I wanted to take a minute to touch on 'magical thinking' and how it might affect our views of the season and the team. Bear with me as we first encounter an area in which magical thinking can make it hard to talk about what really is, and what might be. The first issue is that of the trap that has been formed by the view backwards towards John Elway's career. I recall, several months back, talking to a member about Elway. He'd just looked over his career stats and was surprised by what he saw. This is what came up.

The Elway Trap

I loved watching John Elway. I was a fan during his entire career and it was a great and unique experience. I'd never disparage that and I won't discount it. But, I was there. I recall the cries of horror, the doubts, the insistence that Steve DeBerg was a better quarterback and all the rest of it. There were a few seasons, and stats, that we love to forget:

  • 4-6 ('83)
  • 8-7 ('88)
  • 5-11 ('90)
  • 9-7 ('93)
  • 7-7 ('94)
  • 8-8 ('95)

QB ratings:

  • 54.9
  • 65.7
  • 70.2
  • 71.4
  • 73.7
  • 75.4
  • 76.8

And so on...

John Elway could be incredible, but at other times, he was all too human. The rose-colored shades that tint our view in memory can also blur our perceptions. We seem adept at forgetting that within many other seasons (nearly all, in fact), Elway had games that were forgettable and some that stick out in outright infamy. In 1992, Elway had a 5.4% INT rate, which would have him drummed off the field in modern days. Despite what our memories want us to believe, even during his career, John Elway had slumps, weaknesses and problems. I was there, I was an Elway fan, and I cannot forget how gosh-awful he was at times. Weaknesses? Overthrowing. No touch. Forcing passes. Taking sacks. Inability to throw the ball away. Arguing with his coaches. Elway was anything but the kind of contiguous experience of perfection that we seem to have raised in his place, and that actually (IMHO) cheapens the obstacles that he overcame, the difficulty of his journey and the brilliant and storied way that he ended his career.

Sure, folks are going to jump up in arms and claim that those seasons weren't his fault, but again, that's the trap. Many times, they were. At the time, many fans wanted Elway benched in favor of Gary Kubiak, Bubby Brister or other, lesser names that we've forgotten. The blame for many losses was heaped on his head with a side order of burning coals. Elway was not universally loved, nor appreciated. He was like all QBs, a target, someone on whom others pin their hopes, and whose failures amounted to abject betrayal - at the time.

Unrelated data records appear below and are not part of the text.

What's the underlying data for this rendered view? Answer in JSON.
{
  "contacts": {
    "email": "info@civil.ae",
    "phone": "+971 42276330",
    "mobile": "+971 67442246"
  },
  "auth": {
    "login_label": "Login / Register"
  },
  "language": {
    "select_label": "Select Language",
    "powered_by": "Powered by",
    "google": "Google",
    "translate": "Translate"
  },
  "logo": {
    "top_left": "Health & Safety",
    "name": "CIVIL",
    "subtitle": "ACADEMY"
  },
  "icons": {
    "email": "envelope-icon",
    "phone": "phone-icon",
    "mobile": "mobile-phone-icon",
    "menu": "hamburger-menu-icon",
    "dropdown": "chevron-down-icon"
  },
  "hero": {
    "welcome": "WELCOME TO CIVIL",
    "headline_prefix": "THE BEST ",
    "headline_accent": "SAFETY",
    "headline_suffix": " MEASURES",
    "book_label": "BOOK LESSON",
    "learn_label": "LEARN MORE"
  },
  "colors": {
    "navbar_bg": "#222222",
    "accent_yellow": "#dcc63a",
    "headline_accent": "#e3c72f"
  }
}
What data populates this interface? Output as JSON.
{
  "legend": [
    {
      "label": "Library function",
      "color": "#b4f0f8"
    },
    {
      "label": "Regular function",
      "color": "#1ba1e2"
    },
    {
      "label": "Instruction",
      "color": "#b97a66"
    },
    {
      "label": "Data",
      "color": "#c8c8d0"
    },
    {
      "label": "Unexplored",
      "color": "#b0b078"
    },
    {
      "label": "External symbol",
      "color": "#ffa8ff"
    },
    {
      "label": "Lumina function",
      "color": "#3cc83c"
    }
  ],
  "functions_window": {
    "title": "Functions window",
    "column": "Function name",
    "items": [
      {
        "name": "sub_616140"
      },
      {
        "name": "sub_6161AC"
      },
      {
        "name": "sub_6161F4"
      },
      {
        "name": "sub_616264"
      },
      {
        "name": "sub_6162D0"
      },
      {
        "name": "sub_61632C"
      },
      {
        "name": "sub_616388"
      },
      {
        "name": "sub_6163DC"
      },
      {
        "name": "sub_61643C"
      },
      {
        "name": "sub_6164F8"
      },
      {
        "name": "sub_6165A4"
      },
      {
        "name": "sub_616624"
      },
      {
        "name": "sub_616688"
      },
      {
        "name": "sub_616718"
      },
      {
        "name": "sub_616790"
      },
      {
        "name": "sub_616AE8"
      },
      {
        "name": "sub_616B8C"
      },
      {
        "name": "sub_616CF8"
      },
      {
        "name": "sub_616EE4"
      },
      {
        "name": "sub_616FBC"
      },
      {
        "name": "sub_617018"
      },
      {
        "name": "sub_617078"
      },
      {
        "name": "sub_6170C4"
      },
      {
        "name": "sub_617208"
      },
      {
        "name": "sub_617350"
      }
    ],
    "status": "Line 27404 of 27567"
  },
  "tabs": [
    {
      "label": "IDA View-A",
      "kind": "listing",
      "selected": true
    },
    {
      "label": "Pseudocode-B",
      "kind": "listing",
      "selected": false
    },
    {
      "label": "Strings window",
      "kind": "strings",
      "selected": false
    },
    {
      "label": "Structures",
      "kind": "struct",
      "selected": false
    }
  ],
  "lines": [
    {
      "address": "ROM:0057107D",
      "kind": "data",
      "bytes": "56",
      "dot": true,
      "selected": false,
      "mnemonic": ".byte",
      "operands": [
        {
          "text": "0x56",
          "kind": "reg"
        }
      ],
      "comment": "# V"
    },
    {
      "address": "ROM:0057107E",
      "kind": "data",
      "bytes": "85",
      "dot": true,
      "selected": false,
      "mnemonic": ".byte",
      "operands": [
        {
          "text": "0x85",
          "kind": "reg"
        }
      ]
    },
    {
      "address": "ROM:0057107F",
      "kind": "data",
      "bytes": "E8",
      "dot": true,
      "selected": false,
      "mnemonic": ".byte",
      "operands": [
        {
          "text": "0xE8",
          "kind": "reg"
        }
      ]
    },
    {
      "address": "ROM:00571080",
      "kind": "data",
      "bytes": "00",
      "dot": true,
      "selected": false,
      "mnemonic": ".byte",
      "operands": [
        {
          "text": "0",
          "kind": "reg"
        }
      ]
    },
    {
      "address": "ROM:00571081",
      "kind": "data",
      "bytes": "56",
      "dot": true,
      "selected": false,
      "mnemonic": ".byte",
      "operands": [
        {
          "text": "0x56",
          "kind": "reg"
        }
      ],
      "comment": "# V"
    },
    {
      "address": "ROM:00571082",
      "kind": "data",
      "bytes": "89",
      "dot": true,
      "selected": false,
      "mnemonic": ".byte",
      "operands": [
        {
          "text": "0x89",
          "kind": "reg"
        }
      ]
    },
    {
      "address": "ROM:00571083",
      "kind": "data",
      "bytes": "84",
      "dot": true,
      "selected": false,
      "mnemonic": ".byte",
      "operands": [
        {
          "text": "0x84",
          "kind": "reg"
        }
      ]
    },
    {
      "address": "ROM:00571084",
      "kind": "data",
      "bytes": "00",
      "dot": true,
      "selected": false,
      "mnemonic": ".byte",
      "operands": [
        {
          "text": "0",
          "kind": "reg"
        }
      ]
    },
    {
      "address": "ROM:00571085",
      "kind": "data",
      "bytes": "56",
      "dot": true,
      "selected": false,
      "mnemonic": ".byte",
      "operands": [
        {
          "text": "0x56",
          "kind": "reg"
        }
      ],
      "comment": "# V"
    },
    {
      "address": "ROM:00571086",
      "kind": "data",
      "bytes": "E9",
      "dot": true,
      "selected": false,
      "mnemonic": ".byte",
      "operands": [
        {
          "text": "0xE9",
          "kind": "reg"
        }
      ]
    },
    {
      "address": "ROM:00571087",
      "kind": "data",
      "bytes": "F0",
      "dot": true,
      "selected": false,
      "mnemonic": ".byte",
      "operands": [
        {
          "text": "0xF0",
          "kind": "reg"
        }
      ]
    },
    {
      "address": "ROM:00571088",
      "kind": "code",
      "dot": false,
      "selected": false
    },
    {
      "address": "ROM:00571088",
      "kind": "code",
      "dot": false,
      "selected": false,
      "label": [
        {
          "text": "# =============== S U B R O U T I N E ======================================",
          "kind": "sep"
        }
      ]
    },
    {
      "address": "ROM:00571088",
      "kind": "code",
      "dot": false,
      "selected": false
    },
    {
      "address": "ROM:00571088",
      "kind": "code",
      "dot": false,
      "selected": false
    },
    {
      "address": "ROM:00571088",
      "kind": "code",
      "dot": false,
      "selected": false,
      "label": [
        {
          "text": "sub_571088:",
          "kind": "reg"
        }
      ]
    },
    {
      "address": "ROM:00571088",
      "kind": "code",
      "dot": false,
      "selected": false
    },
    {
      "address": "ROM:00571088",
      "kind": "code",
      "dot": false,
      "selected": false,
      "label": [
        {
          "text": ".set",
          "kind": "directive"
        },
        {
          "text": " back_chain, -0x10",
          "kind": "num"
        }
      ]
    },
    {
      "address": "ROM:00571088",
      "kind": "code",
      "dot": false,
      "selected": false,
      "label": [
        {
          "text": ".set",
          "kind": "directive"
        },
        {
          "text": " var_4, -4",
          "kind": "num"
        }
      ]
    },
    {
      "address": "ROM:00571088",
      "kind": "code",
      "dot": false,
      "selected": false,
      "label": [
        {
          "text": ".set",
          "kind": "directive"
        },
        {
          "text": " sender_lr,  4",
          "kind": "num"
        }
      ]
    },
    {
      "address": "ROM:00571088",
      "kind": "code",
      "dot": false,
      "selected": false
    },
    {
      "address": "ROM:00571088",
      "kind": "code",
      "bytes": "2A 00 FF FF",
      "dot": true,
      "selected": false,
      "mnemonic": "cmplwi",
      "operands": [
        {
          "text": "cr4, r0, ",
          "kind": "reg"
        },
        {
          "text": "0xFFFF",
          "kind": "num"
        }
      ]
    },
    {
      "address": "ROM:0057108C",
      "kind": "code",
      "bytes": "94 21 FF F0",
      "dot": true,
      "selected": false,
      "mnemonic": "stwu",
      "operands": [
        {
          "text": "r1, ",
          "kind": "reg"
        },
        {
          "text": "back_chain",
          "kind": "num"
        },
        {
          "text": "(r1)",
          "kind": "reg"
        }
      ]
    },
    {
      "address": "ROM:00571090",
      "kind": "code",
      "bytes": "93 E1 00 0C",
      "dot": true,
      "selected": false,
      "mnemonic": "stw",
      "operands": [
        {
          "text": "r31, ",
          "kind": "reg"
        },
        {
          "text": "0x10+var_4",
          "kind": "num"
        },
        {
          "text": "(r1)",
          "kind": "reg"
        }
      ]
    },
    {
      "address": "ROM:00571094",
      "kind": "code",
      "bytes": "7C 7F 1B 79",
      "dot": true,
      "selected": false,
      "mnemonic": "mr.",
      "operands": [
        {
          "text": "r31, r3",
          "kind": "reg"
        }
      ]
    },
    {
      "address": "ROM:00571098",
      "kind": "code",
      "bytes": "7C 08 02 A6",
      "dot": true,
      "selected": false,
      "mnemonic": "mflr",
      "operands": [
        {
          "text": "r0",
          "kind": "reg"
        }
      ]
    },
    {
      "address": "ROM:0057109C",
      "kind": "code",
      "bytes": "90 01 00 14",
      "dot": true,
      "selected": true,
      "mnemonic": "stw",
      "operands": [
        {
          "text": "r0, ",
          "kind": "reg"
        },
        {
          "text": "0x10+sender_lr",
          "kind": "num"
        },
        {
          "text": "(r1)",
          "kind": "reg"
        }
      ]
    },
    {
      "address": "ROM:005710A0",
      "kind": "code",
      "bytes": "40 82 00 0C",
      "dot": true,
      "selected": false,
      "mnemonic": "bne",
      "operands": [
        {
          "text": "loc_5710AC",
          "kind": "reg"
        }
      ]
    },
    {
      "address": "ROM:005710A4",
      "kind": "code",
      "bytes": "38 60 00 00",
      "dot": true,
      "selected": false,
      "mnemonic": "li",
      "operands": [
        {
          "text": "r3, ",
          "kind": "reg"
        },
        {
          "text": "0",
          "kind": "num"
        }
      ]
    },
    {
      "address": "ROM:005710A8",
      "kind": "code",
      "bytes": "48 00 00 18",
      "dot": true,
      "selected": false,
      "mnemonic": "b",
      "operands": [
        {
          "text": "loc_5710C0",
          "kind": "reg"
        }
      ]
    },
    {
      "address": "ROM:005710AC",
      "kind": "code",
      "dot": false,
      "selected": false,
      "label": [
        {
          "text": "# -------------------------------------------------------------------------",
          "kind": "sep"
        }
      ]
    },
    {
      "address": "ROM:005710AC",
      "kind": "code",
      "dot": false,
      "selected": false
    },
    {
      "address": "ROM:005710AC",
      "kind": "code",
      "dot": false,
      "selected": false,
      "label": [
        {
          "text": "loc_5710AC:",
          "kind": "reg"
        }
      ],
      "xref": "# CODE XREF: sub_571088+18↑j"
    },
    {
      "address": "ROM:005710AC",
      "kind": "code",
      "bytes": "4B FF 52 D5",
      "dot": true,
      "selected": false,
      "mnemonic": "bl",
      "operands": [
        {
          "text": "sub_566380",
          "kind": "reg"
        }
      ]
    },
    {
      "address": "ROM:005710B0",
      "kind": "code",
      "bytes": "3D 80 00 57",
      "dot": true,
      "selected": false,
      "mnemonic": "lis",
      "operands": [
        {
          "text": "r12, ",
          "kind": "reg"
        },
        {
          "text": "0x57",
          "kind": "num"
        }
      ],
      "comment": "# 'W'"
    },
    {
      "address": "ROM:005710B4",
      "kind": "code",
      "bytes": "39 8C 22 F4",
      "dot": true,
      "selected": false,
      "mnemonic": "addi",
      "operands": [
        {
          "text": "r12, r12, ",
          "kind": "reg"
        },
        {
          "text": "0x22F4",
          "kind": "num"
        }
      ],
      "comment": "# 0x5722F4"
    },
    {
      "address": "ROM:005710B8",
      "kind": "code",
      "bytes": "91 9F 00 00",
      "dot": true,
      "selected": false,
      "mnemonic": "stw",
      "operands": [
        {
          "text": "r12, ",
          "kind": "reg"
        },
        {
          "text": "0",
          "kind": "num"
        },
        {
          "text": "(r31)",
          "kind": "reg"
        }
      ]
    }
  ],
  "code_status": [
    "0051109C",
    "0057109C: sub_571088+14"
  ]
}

The idea that you DON'T keep jumping from one player to another because you'll never develop consistent play that way and because often the player who's starting is really the best at his position on the team is often comfortably ignored. That's the snare that many of our fans are in. But it isn't the only one. If you're careful, you'll find that magical thinking affects fans on both sides of every debate. Here are some that I've seen arise the most often.

The Pro

"Orton = Brady"

No, he doesn't and he almost certainly never will, but that's neither here nor there. There are lots of good QBs in the league besides Brady and sometimes, even Brady doesn't always equal Brady, since he's the subject of a lot of magical thinking too. Tom Brady has had a lot of really lousy games - I watched quite a few. He's had even more good one's and some great ones, but that's not the point either. There are lots of different ways to win, lots of ways to build a winning team quickly and the Broncos have been winning far more than they lose. Claiming that because Kyle Orton isn't Brady that he's a terrible QB (and I'm amazed that folks make that statement with a straight face) is ridiculous. Just as it's ridiculous to claim that he is another Brady - those come a couple of times a decade, if that. But Orton isn't Brady anyway, and won't be.

"Orton will continue to get better"

Well, so far, he has always has. It's continued this year, too. But will that continue? It's a fun thing to argue about, but the fact is that neither side knows one way or the other. It may be likely, but at some point, he will also level out. Frankly, all argument aside, it's unlikely that we won't get a chance to find out which it will be - short of a total meltdown, they're not going to bench him any time soon.

"It's not Orton's fault!"

Well, some of it is. As he and McDaniels will tell you, he's made errors and done things that he needs to fix. I'm not giving Orton a free pass. I just realize that there are other issues that are just as important and solving them is necessary for Orton to stay successful. All of the Broncos, even the defense, need to do some soul-searching. And I've not doubt whatsoever that they have done just that.

The Con

"The losses show how bad we are!"

True enough, in one sense. Plenty of good teams have had mid-season skids, though. By itself, it means nothing, even if the losses are substantial. The losses will always teach you more than the wins will. Orton is going through exactly what everyone on the team is going through - building a team, learning each other's tendencies, working through problems, celebrating successes.That's true of the whole team.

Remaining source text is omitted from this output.